In July 2008, we acquired the Agua De Los Angeles jug water business in the Valley of Mexico (Mexico City and surrounding areas) from Grupo Embotellador CIMSA, S.A. de C.V., one of the Coca-Cola bottling franchises in Mexico, for a purchase price of US$ 18.3 million. The trademarks remain with The Coca-Cola Company. We subsequently merged Agua De Los Angeles into our jug water business under the Ciel brand.
In February 2009, we acquired with The Coca-Cola Company the Brisa bottled water business in Colombia from Bavaria, a subsidiary of SABMiller. We acquired the production assets and the distribution territory, and The Coca-Cola Company acquired the Brisa brand. We and The Coca-Cola Company equally shared in paying the purchase price of US$ 92 million. Following a transition period, in June 2009, we started to sell and distribute the Brisa portfolio of products in Colombia.

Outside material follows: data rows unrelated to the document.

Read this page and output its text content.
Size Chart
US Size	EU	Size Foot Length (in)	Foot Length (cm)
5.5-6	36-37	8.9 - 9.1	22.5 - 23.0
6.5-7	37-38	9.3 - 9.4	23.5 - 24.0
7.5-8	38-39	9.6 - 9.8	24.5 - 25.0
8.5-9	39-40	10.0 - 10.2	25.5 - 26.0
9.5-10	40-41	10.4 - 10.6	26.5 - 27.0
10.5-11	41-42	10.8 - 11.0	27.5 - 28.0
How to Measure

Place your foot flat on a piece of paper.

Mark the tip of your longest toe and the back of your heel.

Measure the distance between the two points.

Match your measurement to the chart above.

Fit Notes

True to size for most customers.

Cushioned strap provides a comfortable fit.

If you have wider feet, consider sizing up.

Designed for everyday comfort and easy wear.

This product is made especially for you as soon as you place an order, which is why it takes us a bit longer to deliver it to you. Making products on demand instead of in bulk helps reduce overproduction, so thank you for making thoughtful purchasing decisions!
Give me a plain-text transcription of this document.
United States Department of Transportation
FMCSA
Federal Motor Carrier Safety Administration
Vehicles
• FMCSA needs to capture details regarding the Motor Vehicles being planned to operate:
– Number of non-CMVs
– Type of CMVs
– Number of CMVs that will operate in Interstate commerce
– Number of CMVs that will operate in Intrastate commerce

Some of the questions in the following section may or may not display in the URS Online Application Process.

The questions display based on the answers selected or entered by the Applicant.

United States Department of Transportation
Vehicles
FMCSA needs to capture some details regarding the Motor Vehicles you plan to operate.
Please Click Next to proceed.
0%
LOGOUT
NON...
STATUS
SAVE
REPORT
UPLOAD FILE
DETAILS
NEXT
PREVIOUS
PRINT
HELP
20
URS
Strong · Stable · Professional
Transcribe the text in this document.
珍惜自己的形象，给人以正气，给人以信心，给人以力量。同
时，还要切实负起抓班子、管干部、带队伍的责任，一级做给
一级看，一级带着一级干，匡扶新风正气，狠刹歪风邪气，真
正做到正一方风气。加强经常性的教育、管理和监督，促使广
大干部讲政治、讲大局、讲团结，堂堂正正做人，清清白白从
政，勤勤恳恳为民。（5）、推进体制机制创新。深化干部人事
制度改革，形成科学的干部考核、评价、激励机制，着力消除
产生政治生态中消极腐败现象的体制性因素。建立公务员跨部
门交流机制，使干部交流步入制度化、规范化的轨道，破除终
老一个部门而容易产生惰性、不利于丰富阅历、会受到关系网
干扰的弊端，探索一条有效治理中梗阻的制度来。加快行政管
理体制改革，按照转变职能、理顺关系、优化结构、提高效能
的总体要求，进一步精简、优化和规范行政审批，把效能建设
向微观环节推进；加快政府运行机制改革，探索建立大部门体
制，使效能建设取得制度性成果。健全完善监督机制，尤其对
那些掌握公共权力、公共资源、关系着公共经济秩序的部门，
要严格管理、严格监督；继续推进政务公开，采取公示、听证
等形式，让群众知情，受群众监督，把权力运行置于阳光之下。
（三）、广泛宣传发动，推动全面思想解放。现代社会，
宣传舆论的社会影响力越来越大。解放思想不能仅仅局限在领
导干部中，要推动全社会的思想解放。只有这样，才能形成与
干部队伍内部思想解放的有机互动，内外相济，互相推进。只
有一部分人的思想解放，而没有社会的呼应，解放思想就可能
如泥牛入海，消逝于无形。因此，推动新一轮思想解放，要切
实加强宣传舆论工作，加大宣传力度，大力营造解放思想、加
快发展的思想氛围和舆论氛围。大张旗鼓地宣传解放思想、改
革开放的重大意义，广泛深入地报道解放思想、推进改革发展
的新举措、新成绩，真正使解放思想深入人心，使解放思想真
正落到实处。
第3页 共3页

In May 2009, we entered into an agreement to develop the Crystal trademark water products in Brazil jointly with The Coca-Cola Company.
In August 2010, we acquired from The Coca-Cola Company along with other Brazilian Coca-Cola bottlers the business operations of the Matte Leao tea brand. We currently have a 13.84% indirect interest in the Matte Leao business in Brazil.
On March 28, 2011, we acquired together with The Coca-Cola Company, Grupo Estrella Azul (also known as Grupo Industrias Lacteas), a Panamanian conglomerate that participates in the dairy and juice-based beverage categories in Panama. We will continue to develop this business jointly with The Coca-Cola Company.
On September 19, 2011, Coca-Cola FEMSA and Corporación de los Ángeles, S.A. de C.V. and its shareholders ("Grupo CIMSA") agreed to merge their beverage businesses. The merger agreement has been approved by Coca-Cola FEMSA’s Board of Directors and is subject to the completion of confirmatory legal, financial and operating due diligence and to customary regulatory and corporate approvals.
On October 11, 2011, Coca-Cola FEMSA and Grupo Tampico S.A. de C.V. and its shareholders announced the successful merger of Grupo Tampico’s beverage division with Coca-Cola FEMSA. Coca-Cola FEMSA held an ordinary and extraordinary shareholders meeting on October 10, 2011, at which the Company’s shareholders approved this merger, amended the Company’s by-laws to increase the number of board members from 18 to 21 and elected Mr. Herman Fleishman and Mr. Robert Fleishman, President and Vice President of Grupo Tampico, respectively as director and alternate director of the Company’s Board. Coca-Cola FEMSA started integrating the results of Grupo Tampico’s beverage division as of October 2011.